One opportunity may be for those with an adventurist spirit and a desire to help in the completion of the new Lucy Burns Museum being built in honor of the Women’s Suffrage movement. The other is a family-friendly, treasure trove exhibition of original Fraggle Rock puppets and Muppet Babies comic strips. Together, the two demonstrate the eclectic, nature of the Workhouse as a Northern Virginia cultural destination.

FOR THE LUCY BURNS MUSEUM, progress continues with the refurbishment of the physical space; including original cells where Suffragists were once housed. Once open to the public, the Burns Museum will offer a rare experience. Visitors will be able to see refurbished cells and the long cell-block where women were imprisoned after marching in front of the White House to secure voting rights for women over 100 years ago. The women were fined, jailed and imprisoned for “obstructing free passage of the sidewalk.”

During a recent tour, Ava Spece, President and CEO of the Workhouse Arts Center, said that “The new Lucy Burns Museum is an exciting project that will be dedicated to the incredible chronicle of the Suffragists, their ordeal at the Workhouse Prison, and the significant changes to our society that resulted from their hard work and sacrifice.”

Laura McKie, chair, Workhouse Museum and History Committee noted that the refurbishment of the original cells is being funded by private donations. The private donations have also been used to enlarge the physical facilities as a welcoming venue for visitors. When opened to the public, the Burns Museum will have more than 8,000 square feet including the cell-block and areas for exhibitions, classes and field trips. Three key suffragist leaders will be highlighted in the museum: Lucy Burns, Alice Paul, and Dora Lewis.

For those with interest in learning about becoming a donor for the final fitting-out of the Lucy Burns Museum, there are reservation-required tours of the facility in the coming weeks. More information is available in the “where and when” box of this article.

FOR A FAMILY-FRIENDLY display to be seen nowhere else in the area there is a newly installed exhibition of original Muppet Babies comic strips from the 1980s and original puppets from the award-winning television show “Fraggle Rock.” The exhibition is “Imagination is the Medium: Guy Gilchrist and Bill Diamond.”
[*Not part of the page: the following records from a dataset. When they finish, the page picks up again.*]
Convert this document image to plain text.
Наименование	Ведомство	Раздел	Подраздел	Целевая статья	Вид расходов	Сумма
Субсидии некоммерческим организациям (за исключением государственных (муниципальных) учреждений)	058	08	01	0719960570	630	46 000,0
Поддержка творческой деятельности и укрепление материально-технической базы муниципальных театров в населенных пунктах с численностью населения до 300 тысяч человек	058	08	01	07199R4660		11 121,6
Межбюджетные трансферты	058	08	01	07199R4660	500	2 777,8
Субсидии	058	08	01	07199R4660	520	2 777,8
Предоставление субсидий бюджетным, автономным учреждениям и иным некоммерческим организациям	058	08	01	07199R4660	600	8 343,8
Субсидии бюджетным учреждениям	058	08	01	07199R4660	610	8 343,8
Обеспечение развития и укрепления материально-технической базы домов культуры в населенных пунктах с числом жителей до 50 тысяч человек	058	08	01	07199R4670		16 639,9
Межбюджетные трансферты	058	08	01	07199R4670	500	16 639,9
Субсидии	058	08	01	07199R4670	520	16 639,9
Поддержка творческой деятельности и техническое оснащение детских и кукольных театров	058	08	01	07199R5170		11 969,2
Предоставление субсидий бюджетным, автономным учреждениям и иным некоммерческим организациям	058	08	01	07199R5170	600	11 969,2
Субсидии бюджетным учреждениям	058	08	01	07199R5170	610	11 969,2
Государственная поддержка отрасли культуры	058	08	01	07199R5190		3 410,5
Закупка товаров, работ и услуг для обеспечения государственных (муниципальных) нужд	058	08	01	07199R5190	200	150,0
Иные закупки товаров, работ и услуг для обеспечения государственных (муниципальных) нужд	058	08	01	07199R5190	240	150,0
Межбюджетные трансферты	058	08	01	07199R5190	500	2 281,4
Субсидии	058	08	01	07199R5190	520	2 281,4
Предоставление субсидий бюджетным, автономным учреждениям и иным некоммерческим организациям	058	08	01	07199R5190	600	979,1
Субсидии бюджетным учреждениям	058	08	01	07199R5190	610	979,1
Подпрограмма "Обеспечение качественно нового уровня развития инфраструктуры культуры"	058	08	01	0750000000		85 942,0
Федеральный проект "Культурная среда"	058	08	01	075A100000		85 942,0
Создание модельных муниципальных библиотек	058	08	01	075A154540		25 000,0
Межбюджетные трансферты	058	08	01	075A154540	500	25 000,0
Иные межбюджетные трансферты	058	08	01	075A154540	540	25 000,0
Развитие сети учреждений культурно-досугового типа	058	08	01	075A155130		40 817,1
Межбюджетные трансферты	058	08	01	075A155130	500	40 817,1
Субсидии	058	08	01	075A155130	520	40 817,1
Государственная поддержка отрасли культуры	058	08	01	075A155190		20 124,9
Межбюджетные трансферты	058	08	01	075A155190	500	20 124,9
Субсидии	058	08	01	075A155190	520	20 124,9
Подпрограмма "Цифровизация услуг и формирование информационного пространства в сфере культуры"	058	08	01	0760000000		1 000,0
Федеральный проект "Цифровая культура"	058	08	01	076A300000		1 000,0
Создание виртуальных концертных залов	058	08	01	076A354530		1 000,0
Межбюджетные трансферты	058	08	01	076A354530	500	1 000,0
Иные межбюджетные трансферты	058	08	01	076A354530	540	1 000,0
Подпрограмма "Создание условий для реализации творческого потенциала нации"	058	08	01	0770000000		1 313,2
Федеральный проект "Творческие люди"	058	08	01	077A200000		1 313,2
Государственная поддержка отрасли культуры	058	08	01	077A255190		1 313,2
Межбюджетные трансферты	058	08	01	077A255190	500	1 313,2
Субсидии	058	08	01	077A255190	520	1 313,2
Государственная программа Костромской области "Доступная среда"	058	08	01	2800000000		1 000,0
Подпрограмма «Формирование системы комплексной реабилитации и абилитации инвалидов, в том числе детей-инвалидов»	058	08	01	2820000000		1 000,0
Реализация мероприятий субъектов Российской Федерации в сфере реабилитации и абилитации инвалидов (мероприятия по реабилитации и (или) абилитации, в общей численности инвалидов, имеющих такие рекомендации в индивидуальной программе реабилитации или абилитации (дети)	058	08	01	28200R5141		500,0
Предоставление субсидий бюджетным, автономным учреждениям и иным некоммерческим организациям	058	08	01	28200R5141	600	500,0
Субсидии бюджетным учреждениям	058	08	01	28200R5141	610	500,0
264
According to Jaynelle C. Hazard, Workhouse director of exhibitions, the installation aims to introduce close-up and explore the work of Gilchrist and of Emmy Award winner, Diamond, Jim Henson’s original illustrator and puppeteer.

The exhibition features a wide range of objects created throughout Gilchrist and Diamond’s careers. It is expected they will bring smiles to those to those who recall them from their youth or introduce them to their own children and perhaps grandchildren.